To understand why that's significant, let's look at how Google settled those same allegations at the federal level. While the outcome was the same, the government's methods were different.
The Federal Trade Commission won a $22.5 million settlement from Google last year. At issue was Safari's use of the third-party cookie blocker, a feature that prevents marketers from tracking your online activity. Unlike other browsers, Safari had enabled the blocker by default, making it much harder for advertisers to track Safari users generally. Google allegedly used a bit of code to override the feature on purpose, despite operating a separate Web page that told Safari users they could trust the privacy feature to work.
That violated a previous legal agreement between Google and the FTC barring Google from making "misrepresentations" about privacy, the government argued.
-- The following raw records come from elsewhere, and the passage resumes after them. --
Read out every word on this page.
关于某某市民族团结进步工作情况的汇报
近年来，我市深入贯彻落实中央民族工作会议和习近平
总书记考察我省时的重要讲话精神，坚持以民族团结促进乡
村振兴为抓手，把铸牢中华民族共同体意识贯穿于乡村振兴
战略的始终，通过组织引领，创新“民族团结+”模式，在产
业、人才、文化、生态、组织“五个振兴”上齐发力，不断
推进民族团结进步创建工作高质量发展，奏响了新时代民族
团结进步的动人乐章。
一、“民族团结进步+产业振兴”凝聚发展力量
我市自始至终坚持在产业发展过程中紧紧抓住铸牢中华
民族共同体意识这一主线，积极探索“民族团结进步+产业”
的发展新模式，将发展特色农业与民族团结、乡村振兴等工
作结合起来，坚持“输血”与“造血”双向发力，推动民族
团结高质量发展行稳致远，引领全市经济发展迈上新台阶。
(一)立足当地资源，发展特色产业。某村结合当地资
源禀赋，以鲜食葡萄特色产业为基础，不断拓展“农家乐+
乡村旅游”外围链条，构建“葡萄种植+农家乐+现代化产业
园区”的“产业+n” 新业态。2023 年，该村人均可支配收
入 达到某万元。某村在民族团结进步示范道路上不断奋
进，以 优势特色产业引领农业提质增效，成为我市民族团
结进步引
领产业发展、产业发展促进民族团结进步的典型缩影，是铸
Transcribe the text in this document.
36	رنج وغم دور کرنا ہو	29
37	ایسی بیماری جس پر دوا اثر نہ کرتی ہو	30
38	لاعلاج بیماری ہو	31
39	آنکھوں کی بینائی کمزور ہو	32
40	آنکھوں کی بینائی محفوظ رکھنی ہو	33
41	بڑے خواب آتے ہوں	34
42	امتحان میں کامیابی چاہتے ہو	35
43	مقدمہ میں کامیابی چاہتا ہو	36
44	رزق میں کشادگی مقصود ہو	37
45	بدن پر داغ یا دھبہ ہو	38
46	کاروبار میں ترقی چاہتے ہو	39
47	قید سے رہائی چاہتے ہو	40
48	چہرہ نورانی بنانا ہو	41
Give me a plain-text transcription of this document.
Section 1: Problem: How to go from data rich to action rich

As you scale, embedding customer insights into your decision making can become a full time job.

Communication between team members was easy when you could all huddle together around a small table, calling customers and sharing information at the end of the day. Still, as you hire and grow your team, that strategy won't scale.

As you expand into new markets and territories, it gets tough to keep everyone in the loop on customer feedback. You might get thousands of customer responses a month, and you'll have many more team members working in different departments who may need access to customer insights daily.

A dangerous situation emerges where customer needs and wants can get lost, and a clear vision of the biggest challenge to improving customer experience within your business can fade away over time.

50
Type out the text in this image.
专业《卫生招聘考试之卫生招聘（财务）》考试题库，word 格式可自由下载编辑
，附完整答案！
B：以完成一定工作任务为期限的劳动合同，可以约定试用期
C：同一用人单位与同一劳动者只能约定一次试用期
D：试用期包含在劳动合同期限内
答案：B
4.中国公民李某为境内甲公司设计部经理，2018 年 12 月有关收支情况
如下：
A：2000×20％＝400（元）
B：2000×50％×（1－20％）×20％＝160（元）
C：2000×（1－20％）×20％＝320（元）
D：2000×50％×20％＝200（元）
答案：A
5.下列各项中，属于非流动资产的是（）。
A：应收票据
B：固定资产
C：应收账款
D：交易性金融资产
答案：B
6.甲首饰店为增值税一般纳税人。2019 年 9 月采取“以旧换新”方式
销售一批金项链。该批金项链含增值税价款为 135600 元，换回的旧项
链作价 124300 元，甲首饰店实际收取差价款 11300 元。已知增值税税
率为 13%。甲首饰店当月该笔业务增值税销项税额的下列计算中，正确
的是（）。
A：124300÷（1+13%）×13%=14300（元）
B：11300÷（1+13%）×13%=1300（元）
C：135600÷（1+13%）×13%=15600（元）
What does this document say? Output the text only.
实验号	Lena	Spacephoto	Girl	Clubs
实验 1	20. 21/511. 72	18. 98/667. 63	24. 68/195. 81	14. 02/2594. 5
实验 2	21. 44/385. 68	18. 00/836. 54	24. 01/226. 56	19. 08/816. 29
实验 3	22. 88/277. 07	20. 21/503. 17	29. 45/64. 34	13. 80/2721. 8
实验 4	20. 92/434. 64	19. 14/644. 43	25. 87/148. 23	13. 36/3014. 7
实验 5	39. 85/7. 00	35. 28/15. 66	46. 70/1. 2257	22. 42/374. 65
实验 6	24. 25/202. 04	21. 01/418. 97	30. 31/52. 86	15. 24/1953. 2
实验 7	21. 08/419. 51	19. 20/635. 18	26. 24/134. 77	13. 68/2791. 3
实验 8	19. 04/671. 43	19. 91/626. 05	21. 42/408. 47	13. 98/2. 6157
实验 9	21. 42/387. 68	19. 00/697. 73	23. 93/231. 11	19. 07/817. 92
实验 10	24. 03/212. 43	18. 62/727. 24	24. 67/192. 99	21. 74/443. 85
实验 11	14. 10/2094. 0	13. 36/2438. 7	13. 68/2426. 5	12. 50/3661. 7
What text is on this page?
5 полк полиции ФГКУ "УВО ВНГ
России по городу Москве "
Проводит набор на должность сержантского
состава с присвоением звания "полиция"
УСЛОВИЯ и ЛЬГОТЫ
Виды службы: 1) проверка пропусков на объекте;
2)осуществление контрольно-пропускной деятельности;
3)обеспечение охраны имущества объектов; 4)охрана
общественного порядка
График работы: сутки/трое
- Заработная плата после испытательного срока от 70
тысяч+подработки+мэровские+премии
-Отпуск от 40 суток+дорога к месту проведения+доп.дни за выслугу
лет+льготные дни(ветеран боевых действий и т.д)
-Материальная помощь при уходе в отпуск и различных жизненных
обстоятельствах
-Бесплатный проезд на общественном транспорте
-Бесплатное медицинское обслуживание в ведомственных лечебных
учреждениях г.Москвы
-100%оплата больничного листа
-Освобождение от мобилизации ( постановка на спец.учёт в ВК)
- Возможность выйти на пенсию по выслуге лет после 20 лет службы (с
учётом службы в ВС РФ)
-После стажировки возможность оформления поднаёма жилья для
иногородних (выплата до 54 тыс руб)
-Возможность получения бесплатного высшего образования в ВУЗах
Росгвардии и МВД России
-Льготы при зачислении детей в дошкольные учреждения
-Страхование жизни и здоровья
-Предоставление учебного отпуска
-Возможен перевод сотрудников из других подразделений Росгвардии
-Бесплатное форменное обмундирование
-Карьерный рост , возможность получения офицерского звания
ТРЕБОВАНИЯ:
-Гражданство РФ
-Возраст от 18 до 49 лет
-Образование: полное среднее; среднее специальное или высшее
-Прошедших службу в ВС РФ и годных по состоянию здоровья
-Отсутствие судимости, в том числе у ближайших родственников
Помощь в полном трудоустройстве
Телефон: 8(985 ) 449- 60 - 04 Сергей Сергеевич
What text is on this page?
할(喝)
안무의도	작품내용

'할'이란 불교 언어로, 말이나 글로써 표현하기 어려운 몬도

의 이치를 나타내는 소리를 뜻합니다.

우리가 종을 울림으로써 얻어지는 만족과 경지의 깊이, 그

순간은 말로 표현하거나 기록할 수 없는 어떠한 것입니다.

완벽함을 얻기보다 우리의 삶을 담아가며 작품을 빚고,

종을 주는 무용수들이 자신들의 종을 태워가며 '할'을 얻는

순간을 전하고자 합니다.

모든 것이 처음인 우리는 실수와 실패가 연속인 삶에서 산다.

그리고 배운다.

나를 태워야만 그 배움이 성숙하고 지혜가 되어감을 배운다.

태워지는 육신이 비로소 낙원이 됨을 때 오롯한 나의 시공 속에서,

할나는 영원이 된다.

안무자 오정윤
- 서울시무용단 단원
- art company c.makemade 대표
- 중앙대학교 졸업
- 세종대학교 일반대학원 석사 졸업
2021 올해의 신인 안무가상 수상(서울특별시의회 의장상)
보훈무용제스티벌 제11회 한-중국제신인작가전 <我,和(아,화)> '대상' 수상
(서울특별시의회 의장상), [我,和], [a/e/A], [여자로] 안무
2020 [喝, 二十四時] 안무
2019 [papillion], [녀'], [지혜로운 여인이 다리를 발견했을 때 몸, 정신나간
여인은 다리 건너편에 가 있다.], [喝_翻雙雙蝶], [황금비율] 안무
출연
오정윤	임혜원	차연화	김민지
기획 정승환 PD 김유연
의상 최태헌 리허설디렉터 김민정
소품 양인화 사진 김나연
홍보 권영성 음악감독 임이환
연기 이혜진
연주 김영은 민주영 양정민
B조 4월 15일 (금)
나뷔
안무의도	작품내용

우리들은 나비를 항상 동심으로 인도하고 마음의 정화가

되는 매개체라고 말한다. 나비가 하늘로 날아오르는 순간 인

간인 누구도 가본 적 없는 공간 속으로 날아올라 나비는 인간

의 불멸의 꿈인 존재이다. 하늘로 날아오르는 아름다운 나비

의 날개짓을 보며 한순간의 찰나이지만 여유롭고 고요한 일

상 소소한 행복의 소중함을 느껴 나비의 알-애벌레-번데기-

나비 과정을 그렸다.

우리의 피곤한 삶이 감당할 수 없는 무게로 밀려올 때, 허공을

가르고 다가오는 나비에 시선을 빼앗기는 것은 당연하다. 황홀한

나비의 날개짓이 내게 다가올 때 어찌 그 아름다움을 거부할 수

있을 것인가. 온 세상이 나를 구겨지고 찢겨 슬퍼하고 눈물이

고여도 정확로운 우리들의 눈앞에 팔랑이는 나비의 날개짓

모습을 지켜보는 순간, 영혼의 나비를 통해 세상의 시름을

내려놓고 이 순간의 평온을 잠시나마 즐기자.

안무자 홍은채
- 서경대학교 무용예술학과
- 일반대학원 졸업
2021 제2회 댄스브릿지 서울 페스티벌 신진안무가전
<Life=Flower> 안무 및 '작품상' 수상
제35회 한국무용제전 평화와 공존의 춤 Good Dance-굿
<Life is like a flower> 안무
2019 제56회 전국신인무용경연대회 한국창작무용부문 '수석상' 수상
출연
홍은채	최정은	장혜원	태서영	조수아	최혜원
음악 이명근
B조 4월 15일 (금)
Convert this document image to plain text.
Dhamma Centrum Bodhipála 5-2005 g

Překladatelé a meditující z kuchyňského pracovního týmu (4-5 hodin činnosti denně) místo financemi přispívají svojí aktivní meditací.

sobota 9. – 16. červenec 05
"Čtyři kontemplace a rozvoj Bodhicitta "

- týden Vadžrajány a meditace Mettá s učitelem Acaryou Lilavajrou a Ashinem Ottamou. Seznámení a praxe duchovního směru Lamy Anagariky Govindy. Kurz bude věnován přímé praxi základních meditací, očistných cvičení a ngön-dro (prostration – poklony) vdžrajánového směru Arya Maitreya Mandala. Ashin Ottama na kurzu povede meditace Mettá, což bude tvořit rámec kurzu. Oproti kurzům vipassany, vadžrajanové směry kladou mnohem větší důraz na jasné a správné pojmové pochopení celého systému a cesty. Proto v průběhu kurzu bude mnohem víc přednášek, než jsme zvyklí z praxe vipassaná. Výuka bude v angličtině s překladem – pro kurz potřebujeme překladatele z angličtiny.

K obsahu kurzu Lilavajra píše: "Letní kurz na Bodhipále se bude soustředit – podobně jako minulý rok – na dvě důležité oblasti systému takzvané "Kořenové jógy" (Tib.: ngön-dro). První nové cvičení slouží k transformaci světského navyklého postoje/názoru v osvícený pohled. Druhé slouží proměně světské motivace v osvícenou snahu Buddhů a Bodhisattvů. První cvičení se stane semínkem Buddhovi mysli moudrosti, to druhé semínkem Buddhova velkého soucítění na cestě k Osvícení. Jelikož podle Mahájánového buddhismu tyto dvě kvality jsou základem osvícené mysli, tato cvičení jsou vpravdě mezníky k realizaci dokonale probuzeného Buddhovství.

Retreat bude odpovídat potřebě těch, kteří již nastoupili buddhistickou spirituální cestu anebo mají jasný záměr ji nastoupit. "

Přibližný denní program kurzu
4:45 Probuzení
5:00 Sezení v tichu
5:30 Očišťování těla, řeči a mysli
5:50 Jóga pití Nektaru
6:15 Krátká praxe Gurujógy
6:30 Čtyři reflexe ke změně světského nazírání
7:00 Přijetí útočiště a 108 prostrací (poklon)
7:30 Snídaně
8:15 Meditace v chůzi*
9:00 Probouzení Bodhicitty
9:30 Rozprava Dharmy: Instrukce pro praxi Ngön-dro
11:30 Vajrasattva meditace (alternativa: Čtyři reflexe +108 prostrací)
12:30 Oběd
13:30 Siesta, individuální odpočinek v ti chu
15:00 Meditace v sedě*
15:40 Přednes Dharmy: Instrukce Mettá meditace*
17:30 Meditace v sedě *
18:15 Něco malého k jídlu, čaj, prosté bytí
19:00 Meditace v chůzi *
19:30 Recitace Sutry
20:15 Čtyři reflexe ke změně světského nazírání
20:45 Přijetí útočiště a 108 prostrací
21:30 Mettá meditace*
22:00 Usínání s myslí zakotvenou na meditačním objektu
"The FTC concluded that they didn't go into whether Google broke the law, because they got them on breaking the consent agreement that was in place from the Buzz debacle," says John Simpson, the privacy project director for Consumer Watchdog.
Had it sued Google for deceptive business practices and won, the FTC would have sent a strong signal that professing to protect users' privacy on the one hand while ignoring technical anti-tracking solutions on the other might invite federal scrutiny. As it happened, the FTC won a relatively narrow victory that depended on Google's unique history with the agency.
But while the FTC seemed more cautious about the alleged Safari violation, states have shown no such restraint.
"If you're actively hacking around the privacy settings," said Simpson, "there still is a good likelihood there's a state law being violated."
The states involved in Monday's settlement broadly alleged that Google had indeed broken state consumer protection and computer privacy laws in addition to the consent agreement arguments put forth by the FTC. Washington state specifically claimed that Google had violated the Washington State Consumer Protection Act.
According to Jonathan Mayer, the privacy researcher at Stanford who first reported Google's alleged circumvention methods, states enjoy wider freedom than the federal government to bring a consumer protection case, to compel discovery and to impose monetary fines. Given a demonstrated willingness to accuse Google of breaking the law, it's reasonable to think that states might apply the same logic to other companies, too.
"The state attorneys general have both the inclination and the legal latitude … to be vigorous enforcers on consumer privacy," said Mayer. "Where the FTC can't act, we now have evidence that the state AGs might."